Youth ministry became how I saw myself. It worked for me. Until two years into my job, we hit a rough patch in the youth department, and I found myself shaken to the core. Wrapping my identity up in a job that I couldn’t control the ups and downs of, meant my well being was on a constant rollercoaster. When things were going well, I was doing great, but when they were really bad—I was really bad. I couldn’t effectively lead from a healthy place because my identity was not grounded in something solid (like who God had created me to be), rather it was grounded in something that was constantly changing.

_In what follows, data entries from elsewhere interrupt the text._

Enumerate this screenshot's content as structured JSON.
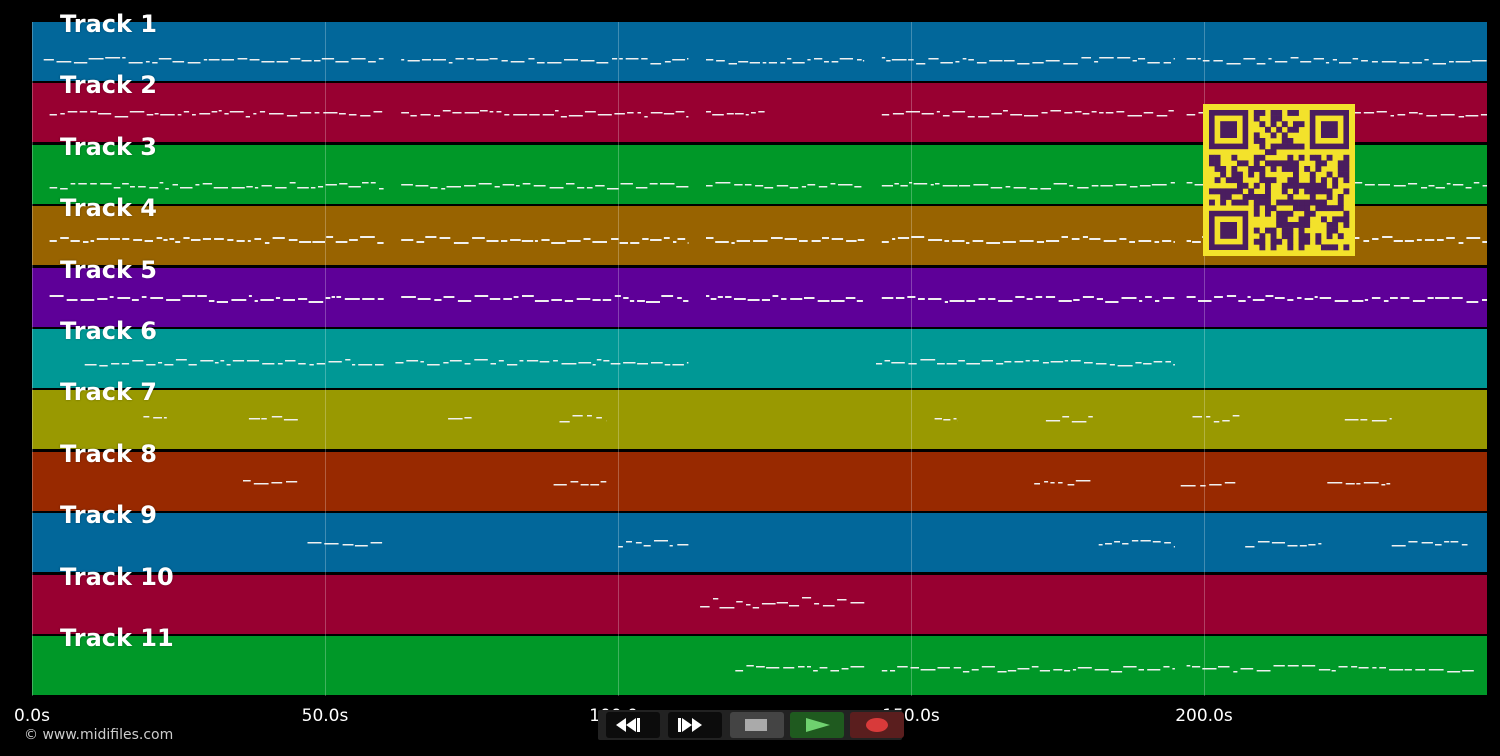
{
  "tracks": [
    {
      "label": "Track 1",
      "color": "#02679a"
    },
    {
      "label": "Track 2",
      "color": "#980031"
    },
    {
      "label": "Track 3",
      "color": "#009828"
    },
    {
      "label": "Track 4",
      "color": "#986300"
    },
    {
      "label": "Track 5",
      "color": "#5e0098"
    },
    {
      "label": "Track 6",
      "color": "#009895"
    },
    {
      "label": "Track 7",
      "color": "#999901"
    },
    {
      "label": "Track 8",
      "color": "#982900"
    },
    {
      "label": "Track 9",
      "color": "#02679a"
    },
    {
      "label": "Track 10",
      "color": "#980031"
    },
    {
      "label": "Track 11",
      "color": "#009828"
    }
  ],
  "timeline": {
    "axis_labels": [
      "0.0s",
      "50.0s",
      "100.0s",
      "150.0s",
      "200.0s"
    ],
    "axis_values": [
      0,
      50,
      100,
      150,
      200
    ],
    "max_seconds": 249
  },
  "copyright": "© www.midifiles.com",
  "transport": {
    "rewind": {
      "icon": "rewind-icon"
    },
    "fast_forward": {
      "icon": "fast-forward-icon"
    },
    "stop": {
      "icon": "stop-icon"
    },
    "play": {
      "icon": "play-icon"
    },
    "record": {
      "icon": "record-icon"
    }
  },
  "qr_code": {
    "icon": "qr-code-icon",
    "color": "#4a1d5f",
    "background": "#f3e22b"
  }
}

Lomenick goes on to explain this phenomenon, and says:

“…if an influencer has no identity—if she ceases to be—she creates a fragile reality. She [merges] who she is with what she does and constructs a house of cards that depends on succeeding or at least maintaining some semblance of organizational [status]. That’s why job loss obliterates so many leaders…the identity loss decimates them. They no longer have an answer to the question, “Who am I?””

Thankfully, God provided me with a mentor who told me that I wasn’t my job—my ministry was what I did, but it wasn’t who I was. He helped me get on a path of self-discovery that enabled me to become a healthier person and a healthier leader. And soon I began to see the separation between who I was and the ministry I lead.

This past year, as I read H3 Leadership, it reminded me of this time in my life, and how important it was and is for there to be a separation between my identity and career. Lomenick explains it well when he says:

“Developing a habit of self-discovery means creating intentional rhythms whereby one observes who he is, listens to his life, and strives to define himself apart from his professional assignments. This helps a leader connect to an organization without being consumed by it. While it may not seem pragmatic, it is vital. Unless one is rooted in his identity, he can never become a change maker.”

No matter how important our careers are to the world around us, our identity goes much deeper and wider than a job title ever could. And our role in History is greater than the things we do to earn a paycheck or build a resume. But if we do not seek to know ourselves more fully, and if we do not ground our identities outside of our careers, we will never be able to accomplish the dreams within. So, the next time someone asks you what you do, really think about your answer. When you tell them:

Do you care a little too much about what your career says about you?

Do you believe your job defines you?